We can take that threshold function and smooth it out. The result is what we call a logistic sigmoid, or sigmoid, for short. The sigmoid is defined by this equation

    \[ \sigma(z)=\displaystyle\frac{1}{1 + e^{-z}}\]

If we plot it, it looks like this.


The sigmoid has several nice properties: it acts as a squashing function by taking its input and squashing it between zero and one; is smooth and differentiable; and a small \Delta z results in a small \Delta \sigma(z).

In code, we can write the sigmoid and its derivative like this.

def sigmoid(z):
    return 1.0 / (1 + np.exp(-z))
def d_sigmoid(z):
    return sigmoid(z) * (1 - sigmoid(z))

In the past few years, sigmoids have fallen out of practice since they saturate for high and low inputs, meaning the derivative of the sigmoid is very small. Take a look at the ends of the sigmoid: the slope hardly changes at all! Instead, researchers have favored a new activation function called a Rectified Linear Unit or ReLU for short.

We can use our new class very simply like this:

if __name__ == '__main__':
    X_train, y_train, X_test, y_test = load_mnist()

    # 2 layer network: 784 input layer, 512 hidden layer, and 10 output layer 
    mlp = MultilayerPerceptron(layers=[784, 512, 10]), y_train)

    pred = mlp.predict(X_test)
    accuracy = mlp.accuracy(y_test, pred)
    print("Test accuracy: {0:.2f}".format(accuracy))

The MNIST dataset and code to load MNIST is in the ZIP file!

Here’s some output running for only 10 epochs with a batch size of 128.

Epoch 1: Validation Accuracy: 0.07
Epoch 2: Validation Accuracy: 0.08
Epoch 3: Validation Accuracy: 0.14
Epoch 4: Validation Accuracy: 0.14
Epoch 5: Validation Accuracy: 0.15
Epoch 6: Validation Accuracy: 0.19
Epoch 7: Validation Accuracy: 0.29
Epoch 8: Validation Accuracy: 0.30
Epoch 9: Validation Accuracy: 0.27
Epoch 10: Validation Accuracy: 0.30
Test accuracy: 0.32

To recap, we discussed an improvement on gradient descent called minibatch stochastic gradient descent. Instead of performing an update after seeing every example, we divide our training set into randomly sampled minibatches and update our parameters after computing the gradient averaged across that minibatch.

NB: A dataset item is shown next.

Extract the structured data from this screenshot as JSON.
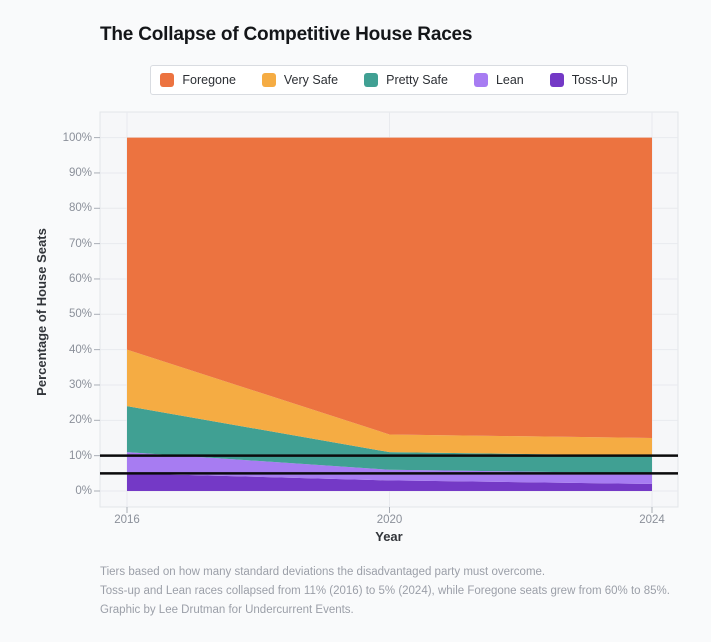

We keep going until all of the minibatches have been seen by the network, then we shuffle our training set and start over! Next, we discussed the fundamental and most important algorithm for training deep neural networks: backpropagation! Using this algorithm, we can compute the gradient of the cost function for each parameter in our network, regardless of the network’s size!

Backpropagation and Gradient Descent are the two of the most important algorithms for training deep neural networks and performing parameter updates, respectively. A solid understanding of both are crucial to your deep learning success.